Derek Lever has been a practitioner in education for over 50 years. He has taught pupils from 4-16 years of age, was an Acting Head Teacher in three rural primary schools in the 1970s and Head Teacher of two large, urban primary schools from 1980 to 1993. He has run Head Teacher training programmes and also spent twelve months as Head of a Learning and Resource Centre. He has been an External Examiner and an Associate Lecturer at two Universities. In 1993, he was appointed as Walsall MBC's schools' inspector for mathematics 4-18 and subsequently a general school's inspector before becoming Deputy to the Chief Education Officer in 1997. For six years, he was an Inspector for Ofsted and helped establish a Consortium of local education authorities who conducted inspections and trained inspectors on behalf of Ofsted.

He has Bachelor and Master's Degrees in education and added the award of Doctorate at Loughborough University in the 1990s.
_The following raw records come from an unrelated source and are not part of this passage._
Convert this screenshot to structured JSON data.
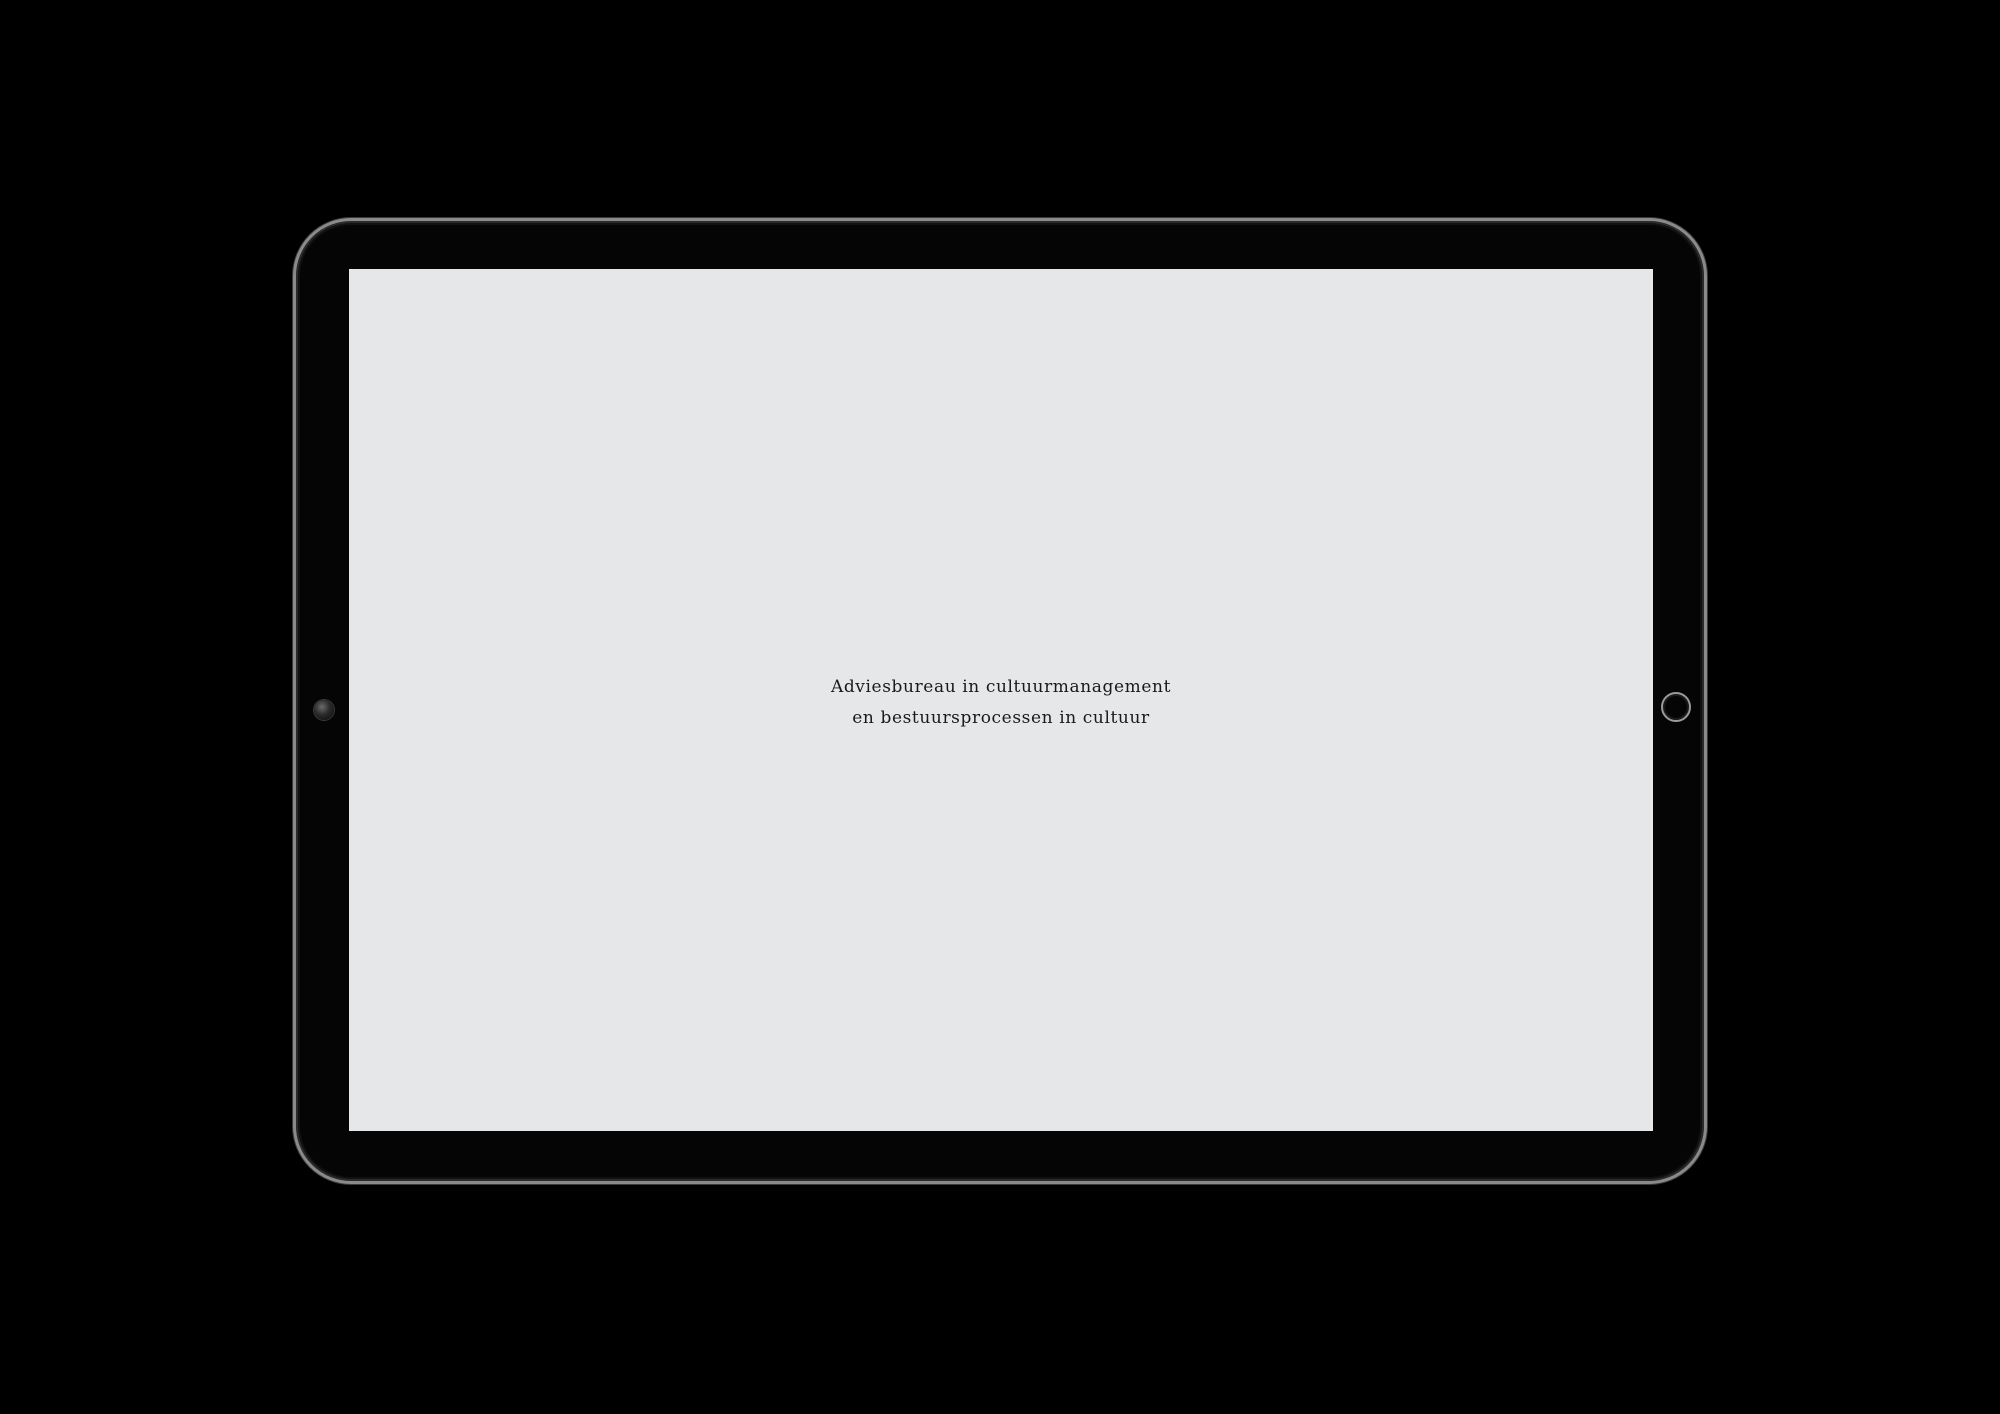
{
  "device": {
    "type": "tablet",
    "colors": {
      "background": "#000000",
      "bezel": "#050505",
      "frame": "#8a8a8a",
      "screen": "#e6e7e8",
      "text": "#1a1a1a"
    }
  },
  "screen": {
    "tagline_line1": "Adviesbureau in cultuurmanagement",
    "tagline_line2": "en bestuursprocessen in cultuur"
  },
  "icons": {
    "camera": "front-camera-icon",
    "home": "home-button-icon"
  }
}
In collaboration with university colleagues, he has had a range of articles published and a book, 'What do Primary School Headteachers Really Do?' (a LUDEO publication in 1997). He has spoken at international conferences in various parts of the world, including Austria, Denmark, Romania, Portugal and the USA and also arranged and conducted Study Visits for colleagues in/from several countries including Malawi, France and New Zealand. In 2011, he was contracted by a prominent UK company to collaborate on a review of the New York City school effectiveness programme.